I am also concerned about the lack of affection. Even lots of asexual folks cuddle, kiss, etc.

Of course you know that MC would be good here, if he refuses, than IC for you.

A hand-written letter with your feelings & concerns may help also.


----------



## mattcook (Jul 19, 2012)

Emerald said:


> I am very sorry for your pain. You appear to love your husband very much.
> 
> You already tried talking to him about your needs so maybe approach it again asking him about his needs? He may blow you off with "everything is fine." Well it's not, for you.
> 
> ...


the major reason is porn addiction, IMHO. Maybe 70% of the time...maybe 90% of the time...

Have you found out if he uses porn?

He must have a sexual outlet. Most men who don't have sex do.

And, have you initiated cuddles and so forth, and what happens when you do?


----------



## Emerald (Aug 2, 2012)

Thanks mattcook! I knew I was forgetting something.......


----------



## Mavash. (Jan 26, 2012)

At 29 years old I'd cut my losses and let him go. Something is obviously seriously wrong and he obviously has NO interest in fixing it. You deserve better than this. Next time don't assume things will get better.


----------



## Roxy1 (Jun 19, 2012)

He refuses to go to MC..
I have seriously questioned whether he is gay, he says not.
Has never had a problem with ED 
Definitely no sexual abuse and I doubt the affair he is always home. 

If I cuddle him he will put his arms around me but he is not comfortable there and never really seems to cuddle me back.

I don't know about the porn to b honest he could b using it.

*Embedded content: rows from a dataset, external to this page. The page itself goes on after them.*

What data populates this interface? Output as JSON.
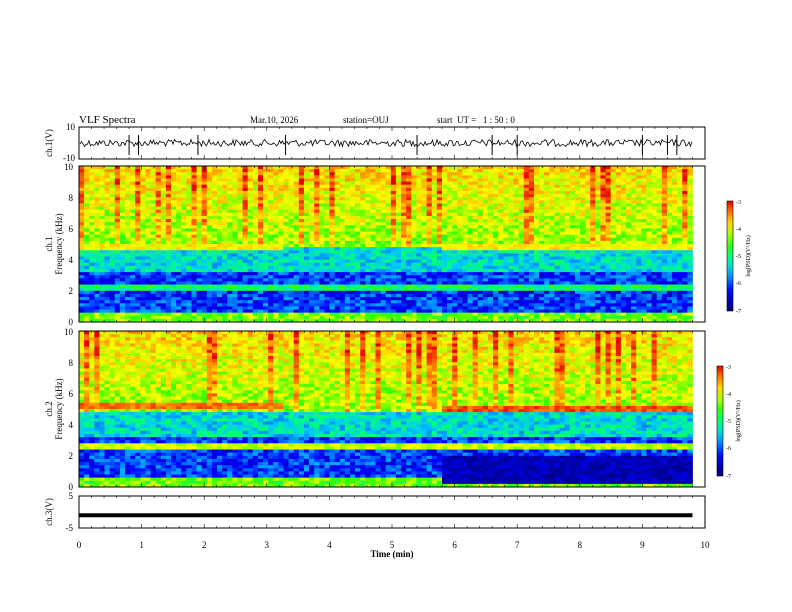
{
  "title": "VLF Spectra",
  "header": {
    "date": "Mar.10, 2026",
    "station": "station=OUJ",
    "start_ut": "start  UT =   1 : 50 : 0"
  },
  "chart_data": [
    {
      "type": "line",
      "name": "ch1-waveform",
      "ylabel": "ch.1(V)",
      "ylim": [
        -10,
        10
      ],
      "yticks": [
        "10",
        "-10"
      ],
      "xlim": [
        0,
        10
      ]
    },
    {
      "type": "heatmap",
      "name": "ch1-spectrogram",
      "ylabel": "ch.1",
      "ylabel2": "Frequency (kHz)",
      "ylim": [
        0,
        10
      ],
      "yticks": [
        "10",
        "8",
        "6",
        "4",
        "2",
        "0"
      ],
      "xlim": [
        0,
        10
      ],
      "colorbar": {
        "label": "log(PSD)(V²/Hz)",
        "ticks": [
          "-3",
          "-4",
          "-5",
          "-6",
          "-7"
        ],
        "range": [
          -7,
          -3
        ]
      }
    },
    {
      "type": "heatmap",
      "name": "ch2-spectrogram",
      "ylabel": "ch.2",
      "ylabel2": "Frequency (kHz)",
      "ylim": [
        0,
        10
      ],
      "yticks": [
        "10",
        "8",
        "6",
        "4",
        "2",
        "0"
      ],
      "xlim": [
        0,
        10
      ],
      "colorbar": {
        "label": "log(PSD)(V²/Hz)",
        "ticks": [
          "-3",
          "-4",
          "-5",
          "-6",
          "-7"
        ],
        "range": [
          -7,
          -3
        ]
      }
    },
    {
      "type": "line",
      "name": "ch3-waveform",
      "ylabel": "ch.3(V)",
      "ylim": [
        -5,
        5
      ],
      "yticks": [
        "5",
        "-5"
      ],
      "x": [
        0,
        9.8
      ],
      "y": [
        -1,
        -1
      ],
      "xlim": [
        0,
        10
      ]
    }
  ],
  "xaxis": {
    "label": "Time (min)",
    "ticks": [
      "0",
      "1",
      "2",
      "3",
      "4",
      "5",
      "6",
      "7",
      "8",
      "9",
      "10"
    ]
  },
  "colors": {
    "dark_blue": "#00008b",
    "blue": "#0000ff",
    "cyan": "#00ffff",
    "green": "#00ff00",
    "yellow": "#ffff00",
    "red": "#ff0000"
  }
}
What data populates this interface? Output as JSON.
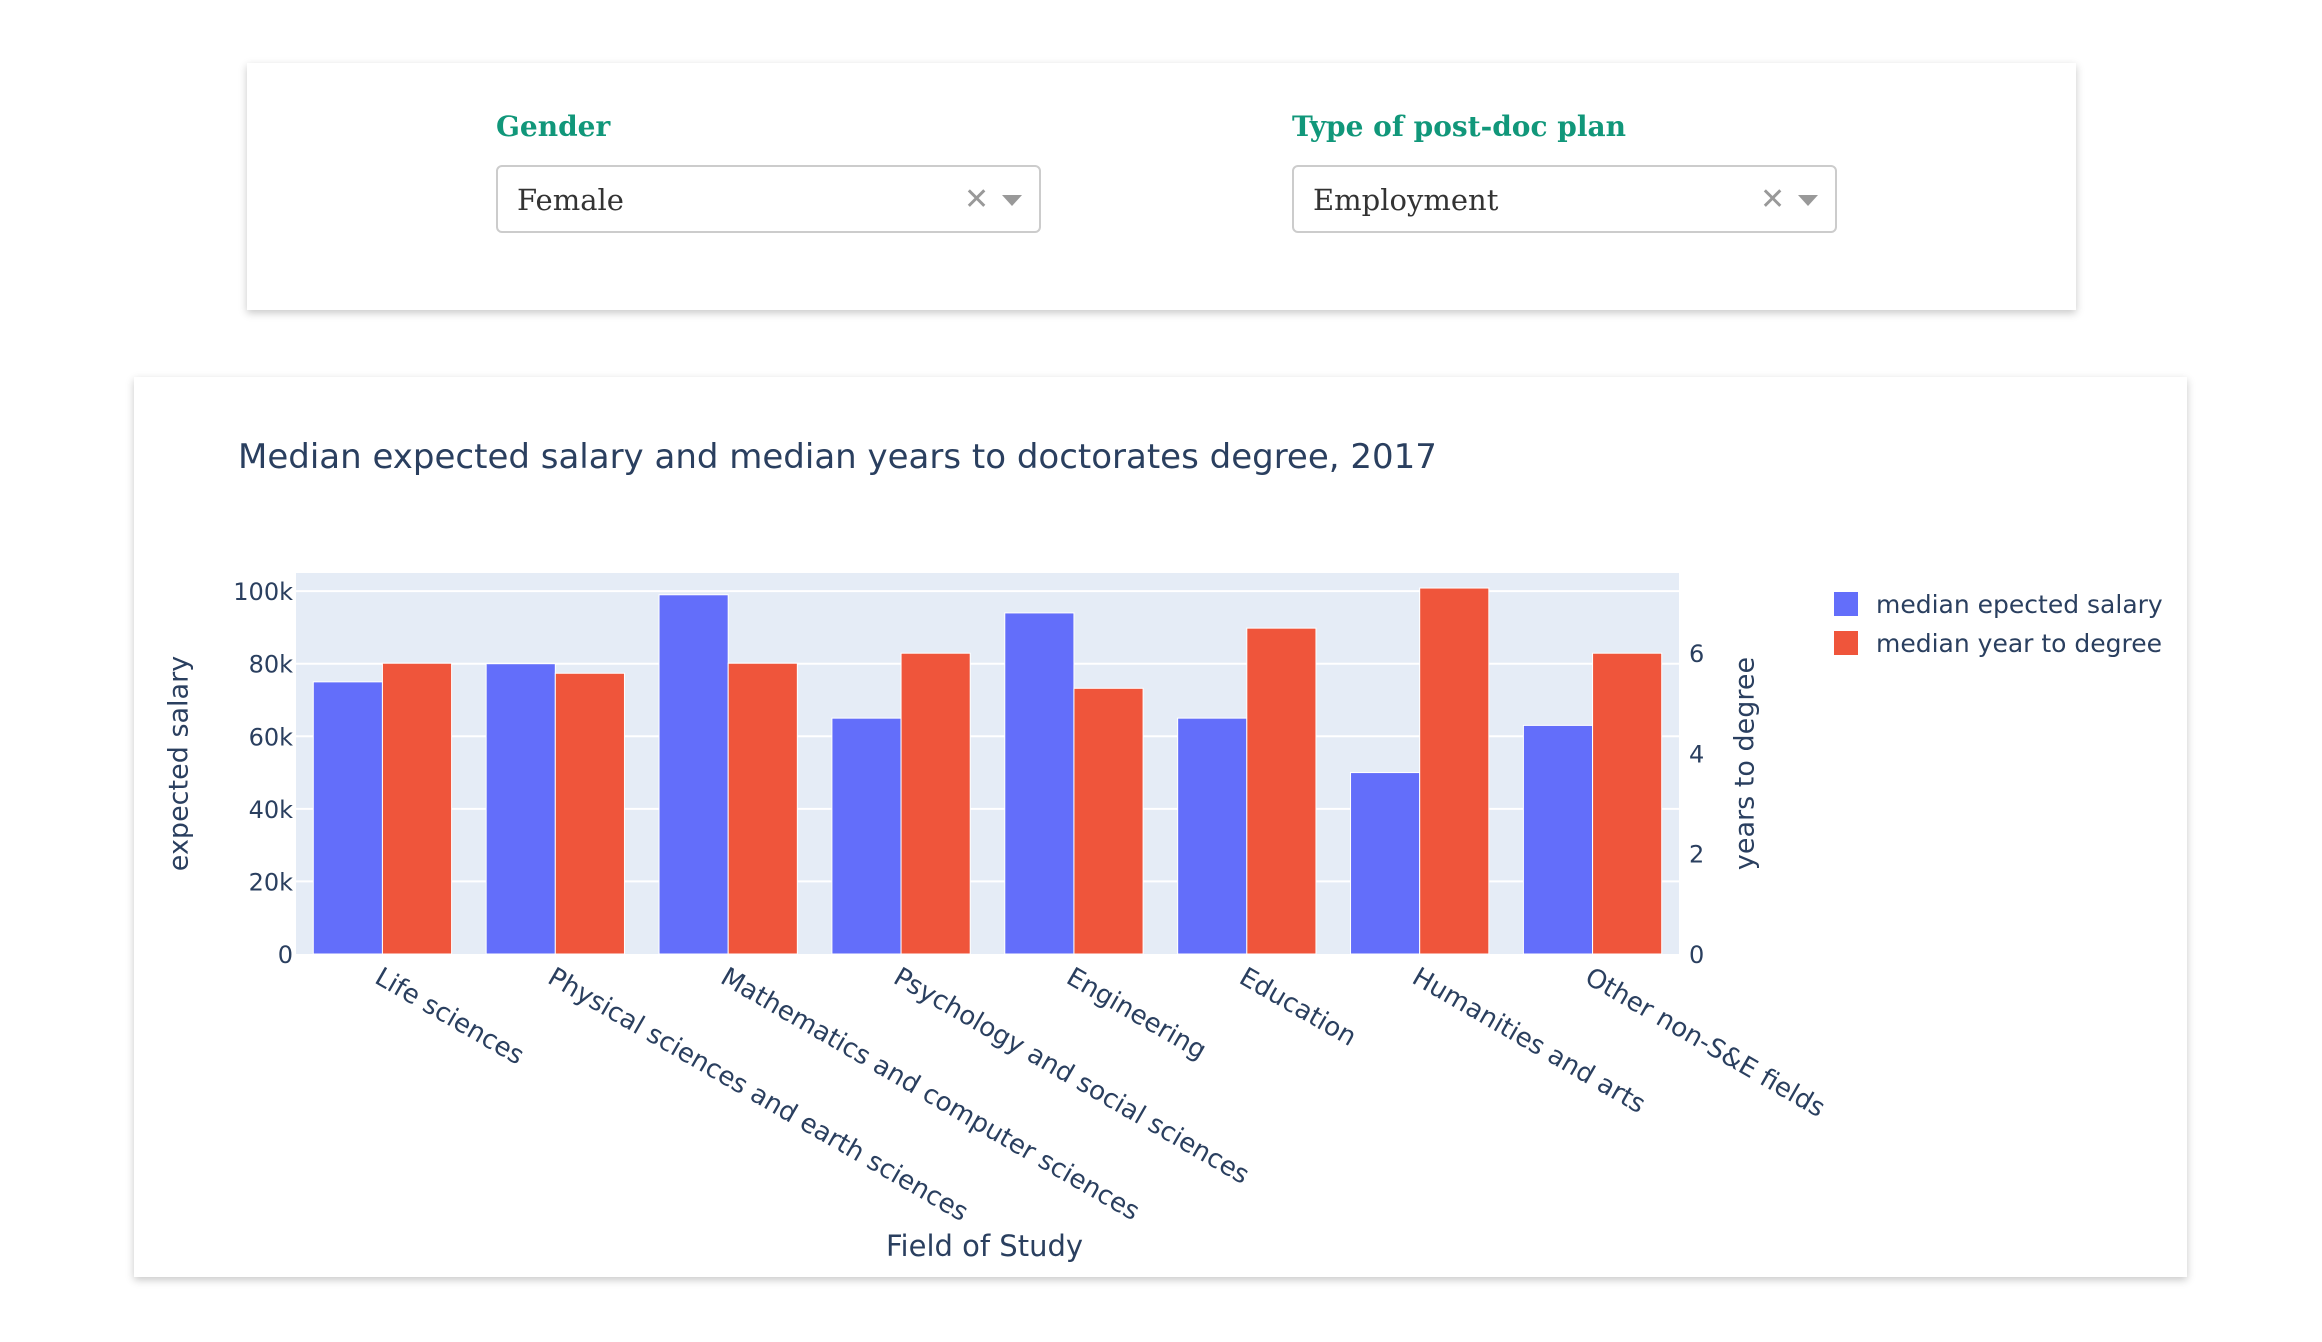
{
  "filters": {
    "gender": {
      "label": "Gender",
      "value": "Female",
      "clear_icon": "close-icon",
      "arrow_icon": "chevron-down-icon"
    },
    "plan": {
      "label": "Type of post-doc plan",
      "value": "Employment",
      "clear_icon": "close-icon",
      "arrow_icon": "chevron-down-icon"
    }
  },
  "colors": {
    "accent": "#11977a",
    "salary": "#636efa",
    "years": "#ef553b",
    "plot_bg": "#e5ecf6",
    "text": "#2a3f5f"
  },
  "chart_data": {
    "type": "bar",
    "title": "Median expected salary and median years to doctorates degree, 2017",
    "xlabel": "Field of Study",
    "ylabel": "expected salary",
    "y2label": "years to degree",
    "categories": [
      "Life sciences",
      "Physical sciences and earth sciences",
      "Mathematics and computer sciences",
      "Psychology and social sciences",
      "Engineering",
      "Education",
      "Humanities and arts",
      "Other non-S&E fields"
    ],
    "series": [
      {
        "name": "median epected salary",
        "axis": "y",
        "values": [
          75000,
          80000,
          99000,
          65000,
          94000,
          65000,
          50000,
          63000
        ]
      },
      {
        "name": "median year to degree",
        "axis": "y2",
        "values": [
          5.8,
          5.6,
          5.8,
          6.0,
          5.3,
          6.5,
          7.3,
          6.0
        ]
      }
    ],
    "ylim": [
      0,
      105000
    ],
    "yticks": [
      0,
      20000,
      40000,
      60000,
      80000,
      100000
    ],
    "ytick_labels": [
      "0",
      "20k",
      "40k",
      "60k",
      "80k",
      "100k"
    ],
    "y2lim": [
      0,
      7.6
    ],
    "y2ticks": [
      0,
      2,
      4,
      6
    ],
    "y2tick_labels": [
      "0",
      "2",
      "4",
      "6"
    ],
    "grid": true,
    "legend_position": "top-right"
  }
}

I have sat him down on numerous occasions I'm just afraid that we have been 'friends' for so long that things cold never get back to how they were. And how do you know when enough is enough? Like I said he is a really good guy it's such a difficult decision.


----------



## Caribbean Man (Jun 3, 2012)

Check the internet history cache on his computer.
If its always clean then he's using porn to substitute sex between both of you.[He masturbates to porn]
At 30 his drive is supposed to be normal.


----------



## unbelievable (Aug 20, 2010)

The question is not whether he's gay or watching porn. It's why is he in a marriage with you when he obviously doesn't wish to have sex with you? Did he expect you would be content to play checkers? If he's a husband, he needs to step up and take care of business like a husband. If he wants a roomie, he needs to get out of the marriage and advertise for a roomie. Right now, he's a fraud.


----------



## Cookie99 (May 21, 2012)

Just Curious

Does he go with the flow after you initiate and or passionately kiss? Works for me. 

At one time visual and or words did nothing for me and I came out of that for some reason and not sure how I got into it. 

But any initiation by the spouse got me going. Not sure how prevelent but for a time the wife pouted instead of telling me she needed me to initiate and after she did snapped me out of it. 

I know for some guys this does not work but the pasionate kisses do for me right now. cookie


----------